Bien que MDA soit bien établie, un risque d’exécution existe pour ses actionnaires. Dans le camp des optimistes avec une recommandation d’achat, Doug Taylor anticipe tout de même que la société n’affichera pas de bénéfices par action avant 2023 et brûlera des liquidités jusqu’en 2025 en raison des investissements importants qu’elle doit consacrer aux satellites et aux installations de la «nouvelle génération». Si les prévisions de l’analyste se concrétisent, cela voudrait dire que le titre s’échange à 42,3 fois le bénéfice par action de 2023.

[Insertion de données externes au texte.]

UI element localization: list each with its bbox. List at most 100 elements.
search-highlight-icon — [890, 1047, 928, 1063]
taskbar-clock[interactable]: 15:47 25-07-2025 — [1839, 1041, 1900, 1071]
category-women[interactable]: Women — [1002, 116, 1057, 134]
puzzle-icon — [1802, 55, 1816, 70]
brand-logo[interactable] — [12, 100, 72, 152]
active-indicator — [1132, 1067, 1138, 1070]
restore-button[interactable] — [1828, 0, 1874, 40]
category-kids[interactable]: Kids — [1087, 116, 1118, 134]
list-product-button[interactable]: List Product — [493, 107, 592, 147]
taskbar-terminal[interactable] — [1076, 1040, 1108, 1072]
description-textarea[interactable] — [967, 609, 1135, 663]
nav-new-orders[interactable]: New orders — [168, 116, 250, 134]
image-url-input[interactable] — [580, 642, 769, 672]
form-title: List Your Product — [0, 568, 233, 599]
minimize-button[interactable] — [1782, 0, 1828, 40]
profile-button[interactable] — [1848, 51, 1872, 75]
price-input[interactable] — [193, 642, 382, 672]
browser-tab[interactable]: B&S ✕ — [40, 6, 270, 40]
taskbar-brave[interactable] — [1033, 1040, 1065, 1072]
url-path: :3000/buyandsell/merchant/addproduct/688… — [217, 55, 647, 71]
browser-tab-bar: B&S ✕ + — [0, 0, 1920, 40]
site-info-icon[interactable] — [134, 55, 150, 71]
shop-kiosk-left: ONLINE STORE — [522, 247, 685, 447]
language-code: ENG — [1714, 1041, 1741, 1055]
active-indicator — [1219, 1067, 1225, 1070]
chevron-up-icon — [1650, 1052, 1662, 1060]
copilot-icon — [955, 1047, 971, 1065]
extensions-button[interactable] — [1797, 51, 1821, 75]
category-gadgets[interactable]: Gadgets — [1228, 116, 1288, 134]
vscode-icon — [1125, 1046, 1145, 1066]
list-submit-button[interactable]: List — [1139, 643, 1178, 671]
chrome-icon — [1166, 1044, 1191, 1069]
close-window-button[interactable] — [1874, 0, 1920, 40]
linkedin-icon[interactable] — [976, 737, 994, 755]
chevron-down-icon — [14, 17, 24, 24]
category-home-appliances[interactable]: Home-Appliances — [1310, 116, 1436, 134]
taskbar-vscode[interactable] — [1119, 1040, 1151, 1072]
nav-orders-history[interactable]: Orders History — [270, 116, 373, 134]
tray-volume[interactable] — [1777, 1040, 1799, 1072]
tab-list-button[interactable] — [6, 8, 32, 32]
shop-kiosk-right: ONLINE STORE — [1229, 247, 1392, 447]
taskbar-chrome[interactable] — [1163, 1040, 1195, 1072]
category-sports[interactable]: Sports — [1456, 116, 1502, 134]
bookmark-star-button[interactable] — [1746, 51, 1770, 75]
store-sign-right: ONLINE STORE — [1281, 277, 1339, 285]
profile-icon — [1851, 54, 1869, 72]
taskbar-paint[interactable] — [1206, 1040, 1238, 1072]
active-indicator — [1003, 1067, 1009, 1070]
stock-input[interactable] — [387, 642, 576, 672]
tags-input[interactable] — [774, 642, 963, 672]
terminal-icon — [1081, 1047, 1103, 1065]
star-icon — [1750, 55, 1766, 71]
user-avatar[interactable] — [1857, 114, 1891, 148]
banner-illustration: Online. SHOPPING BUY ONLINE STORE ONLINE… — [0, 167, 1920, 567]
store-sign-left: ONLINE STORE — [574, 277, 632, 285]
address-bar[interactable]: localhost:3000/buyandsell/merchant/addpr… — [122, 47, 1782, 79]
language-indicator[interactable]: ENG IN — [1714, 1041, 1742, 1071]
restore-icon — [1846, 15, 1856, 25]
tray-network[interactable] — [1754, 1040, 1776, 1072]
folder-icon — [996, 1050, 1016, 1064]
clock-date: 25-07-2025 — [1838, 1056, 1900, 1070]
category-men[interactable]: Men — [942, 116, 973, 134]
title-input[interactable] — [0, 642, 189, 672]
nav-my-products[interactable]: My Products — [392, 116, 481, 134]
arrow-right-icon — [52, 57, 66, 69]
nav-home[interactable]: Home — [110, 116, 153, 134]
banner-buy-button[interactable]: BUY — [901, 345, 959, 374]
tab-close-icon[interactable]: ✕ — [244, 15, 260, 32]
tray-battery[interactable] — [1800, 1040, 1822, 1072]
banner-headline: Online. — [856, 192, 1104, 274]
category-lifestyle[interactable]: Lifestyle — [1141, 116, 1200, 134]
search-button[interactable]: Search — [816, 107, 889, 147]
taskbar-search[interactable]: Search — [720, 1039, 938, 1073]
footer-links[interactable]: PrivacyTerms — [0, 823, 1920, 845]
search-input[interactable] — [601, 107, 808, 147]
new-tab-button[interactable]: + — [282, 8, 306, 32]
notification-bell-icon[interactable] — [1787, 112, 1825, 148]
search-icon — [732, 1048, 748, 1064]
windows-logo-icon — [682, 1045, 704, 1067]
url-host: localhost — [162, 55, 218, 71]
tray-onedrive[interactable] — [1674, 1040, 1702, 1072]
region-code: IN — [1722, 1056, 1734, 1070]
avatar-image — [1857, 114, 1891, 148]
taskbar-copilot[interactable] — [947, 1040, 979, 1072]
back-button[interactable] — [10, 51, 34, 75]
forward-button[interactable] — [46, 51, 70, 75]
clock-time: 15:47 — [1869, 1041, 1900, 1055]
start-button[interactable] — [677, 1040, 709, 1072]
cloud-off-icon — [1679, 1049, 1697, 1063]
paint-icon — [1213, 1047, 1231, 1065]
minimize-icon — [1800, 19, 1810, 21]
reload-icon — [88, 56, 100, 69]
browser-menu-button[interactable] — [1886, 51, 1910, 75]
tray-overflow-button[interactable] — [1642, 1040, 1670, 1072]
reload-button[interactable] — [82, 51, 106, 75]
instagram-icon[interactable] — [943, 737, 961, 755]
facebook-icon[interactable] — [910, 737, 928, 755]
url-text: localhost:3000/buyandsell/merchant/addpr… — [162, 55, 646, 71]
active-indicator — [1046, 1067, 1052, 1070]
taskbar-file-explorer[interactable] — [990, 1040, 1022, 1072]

La société serait dans une bonne posture financière après avoir récolté 431 millions de dollars (M $) lors de son premier appel public à l’épargne (moins que les 500 M$ initialement espérés), pense l’analyste de Canaccord Genuity. À seulement 0,2 fois le bénéfice avant intérêts, impôts et amortissement (BAIIA) des douze derniers mois, la dette nette est modeste, ce qui lui permettra de financer ses investissements, selon lui.
L’accumulation de pertes augmente toutefois le risque. Kristine Liwag souligne que les contrats sont à prix fixe, faisant porter le poids des dépassements de coût sur les épaules de l’entreprise. Elle note aussi que la concurrence est forte dans le secteur. Plusieurs dirigeants clés sont expérimentés, mais sont relativement nouveaux chez MDA, ajoute Thanos Moschopoulos, de BMO Marchés des capitaux. Toutes missions comportent des risques et MDA ne fait pas exception. En comparaison aux start-ups qui veulent démocratiser le tourisme de l’espace, l’investisseur peut au moins se dire que les dirigeants de MDA ont encore les pieds sur terre.